RBI on Wednesday released, for the first time, data from a survey of 4,000 households spread over 12 cities that it has been doing over the past four years. This data shows that inflation expectations of households had hit a bottom in December 2008 and then shot up till the end of the next calendar year, thanks largely to the rise in food prices.
Inflation expectations of citizens are subjective assessments and different from the actual wholesale and consumer inflation numbers released periodically by the government. These expectations are an important input for interest rate policy decisions because they influence wage demands and consumer spending patterns in an economy.
The household survey is done every quarter and the latest one is for the period January to March. RBI has kept the actual survey data under wraps till now. RBI, which has made “anchoring inflation expectations” an explicit goal of monetary policy, released the data on its website on Wednesday.
“The general price expectations are closer to food expectations indicating that respondents consider food prices very important when they think about the prices in general,” the central bank said in an accompanying article.
India’s inflation upsurge has been led by food prices, though the virus has now spread to manufactured goods as well, one reason why RBI has increased interest rates twice this year and taken steps of such liquidity out from the financial system.

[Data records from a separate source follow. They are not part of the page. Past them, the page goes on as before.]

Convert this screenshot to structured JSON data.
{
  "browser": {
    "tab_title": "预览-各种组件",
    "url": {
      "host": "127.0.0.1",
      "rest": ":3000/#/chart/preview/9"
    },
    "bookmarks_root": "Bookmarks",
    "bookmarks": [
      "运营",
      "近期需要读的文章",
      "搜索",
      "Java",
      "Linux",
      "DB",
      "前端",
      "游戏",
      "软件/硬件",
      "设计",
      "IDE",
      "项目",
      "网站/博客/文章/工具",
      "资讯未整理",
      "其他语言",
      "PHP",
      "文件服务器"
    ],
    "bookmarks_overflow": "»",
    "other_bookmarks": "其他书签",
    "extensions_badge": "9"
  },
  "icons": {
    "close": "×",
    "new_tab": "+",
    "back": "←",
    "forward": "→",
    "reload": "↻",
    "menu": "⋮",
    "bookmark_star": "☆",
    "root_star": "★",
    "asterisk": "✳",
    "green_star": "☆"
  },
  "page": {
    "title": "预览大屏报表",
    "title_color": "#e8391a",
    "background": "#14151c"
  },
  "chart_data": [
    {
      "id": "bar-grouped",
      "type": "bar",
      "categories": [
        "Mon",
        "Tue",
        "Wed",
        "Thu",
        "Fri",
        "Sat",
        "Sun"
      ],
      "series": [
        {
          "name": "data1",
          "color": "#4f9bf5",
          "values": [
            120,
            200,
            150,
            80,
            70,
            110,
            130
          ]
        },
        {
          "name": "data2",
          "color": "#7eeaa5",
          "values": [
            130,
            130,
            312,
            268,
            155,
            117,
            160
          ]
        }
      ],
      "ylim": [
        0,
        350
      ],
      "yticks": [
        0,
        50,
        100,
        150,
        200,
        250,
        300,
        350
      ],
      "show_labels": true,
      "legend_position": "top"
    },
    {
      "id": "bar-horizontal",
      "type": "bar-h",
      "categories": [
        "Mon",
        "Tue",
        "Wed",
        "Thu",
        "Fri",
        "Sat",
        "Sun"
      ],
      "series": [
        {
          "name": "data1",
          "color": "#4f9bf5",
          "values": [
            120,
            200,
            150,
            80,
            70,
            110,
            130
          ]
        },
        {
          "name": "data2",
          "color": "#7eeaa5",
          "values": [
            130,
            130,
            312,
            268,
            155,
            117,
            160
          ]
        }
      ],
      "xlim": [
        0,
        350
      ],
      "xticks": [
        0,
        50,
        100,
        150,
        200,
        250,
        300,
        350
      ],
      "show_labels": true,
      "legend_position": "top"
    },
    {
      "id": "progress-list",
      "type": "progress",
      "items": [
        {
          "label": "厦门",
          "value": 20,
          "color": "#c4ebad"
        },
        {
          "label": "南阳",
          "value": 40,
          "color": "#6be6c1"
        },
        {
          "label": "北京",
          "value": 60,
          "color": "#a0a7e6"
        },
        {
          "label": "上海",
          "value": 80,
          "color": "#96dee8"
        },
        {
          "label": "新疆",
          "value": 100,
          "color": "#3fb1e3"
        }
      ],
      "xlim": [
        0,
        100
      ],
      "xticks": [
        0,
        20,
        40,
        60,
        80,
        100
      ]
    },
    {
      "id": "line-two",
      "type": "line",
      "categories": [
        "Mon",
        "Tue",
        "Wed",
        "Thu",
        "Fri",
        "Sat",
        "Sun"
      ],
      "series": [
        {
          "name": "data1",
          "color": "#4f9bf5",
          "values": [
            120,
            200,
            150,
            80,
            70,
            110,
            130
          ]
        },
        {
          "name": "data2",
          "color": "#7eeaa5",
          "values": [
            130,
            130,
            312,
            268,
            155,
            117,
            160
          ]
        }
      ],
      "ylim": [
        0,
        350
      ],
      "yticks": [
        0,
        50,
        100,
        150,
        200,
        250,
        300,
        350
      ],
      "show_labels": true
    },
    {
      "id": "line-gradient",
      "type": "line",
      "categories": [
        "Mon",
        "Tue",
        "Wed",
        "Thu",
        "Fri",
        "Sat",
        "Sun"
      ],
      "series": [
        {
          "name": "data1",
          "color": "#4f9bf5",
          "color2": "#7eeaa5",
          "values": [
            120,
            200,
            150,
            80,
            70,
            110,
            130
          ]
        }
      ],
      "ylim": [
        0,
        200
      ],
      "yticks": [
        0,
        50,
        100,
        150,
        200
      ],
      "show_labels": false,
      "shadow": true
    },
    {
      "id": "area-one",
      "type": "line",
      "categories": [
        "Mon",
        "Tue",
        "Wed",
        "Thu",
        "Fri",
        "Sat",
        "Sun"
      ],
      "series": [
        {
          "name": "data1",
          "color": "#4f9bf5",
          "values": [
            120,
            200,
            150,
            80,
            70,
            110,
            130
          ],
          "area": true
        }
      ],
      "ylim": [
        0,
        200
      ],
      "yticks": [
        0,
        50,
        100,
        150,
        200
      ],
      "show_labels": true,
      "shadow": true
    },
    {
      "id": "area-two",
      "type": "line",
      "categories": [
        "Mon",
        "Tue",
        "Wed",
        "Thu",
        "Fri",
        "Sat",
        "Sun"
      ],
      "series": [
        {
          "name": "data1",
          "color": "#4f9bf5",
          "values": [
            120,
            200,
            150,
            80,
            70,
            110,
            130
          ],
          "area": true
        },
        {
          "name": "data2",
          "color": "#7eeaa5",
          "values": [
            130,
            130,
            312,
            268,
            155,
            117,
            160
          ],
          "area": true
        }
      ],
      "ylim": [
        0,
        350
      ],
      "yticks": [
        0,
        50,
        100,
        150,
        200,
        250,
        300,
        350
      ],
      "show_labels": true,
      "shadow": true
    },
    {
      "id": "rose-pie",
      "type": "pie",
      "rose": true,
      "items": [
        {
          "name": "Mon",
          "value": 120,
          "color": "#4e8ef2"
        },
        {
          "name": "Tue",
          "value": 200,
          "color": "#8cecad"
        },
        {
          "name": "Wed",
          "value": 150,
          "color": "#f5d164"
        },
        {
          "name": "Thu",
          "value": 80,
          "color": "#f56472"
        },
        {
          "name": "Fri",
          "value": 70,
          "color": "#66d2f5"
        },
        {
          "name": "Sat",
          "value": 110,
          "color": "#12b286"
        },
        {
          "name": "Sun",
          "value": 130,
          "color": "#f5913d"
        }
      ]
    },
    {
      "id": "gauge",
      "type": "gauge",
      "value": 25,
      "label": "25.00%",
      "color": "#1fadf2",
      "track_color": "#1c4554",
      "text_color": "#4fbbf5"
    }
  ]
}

Data shows inflation expectations are highest among daily workers, retired persons and housewives. Interestingly, there was a wide-variation across cities, with citizens in Bangalore expecting inflation three months hence to be 15.8%, while households in Chennai expect inflation to be a modest 4.4% in three months.
The data also shows that even as significant gender-wise differences do not exist while guessing future inflation, the variability in responses is generally higher in female respondents as compared with males as far as the current inflation rate goes.
“For future inflation, usually the responses of male respondents are less cohesive,” the survey said.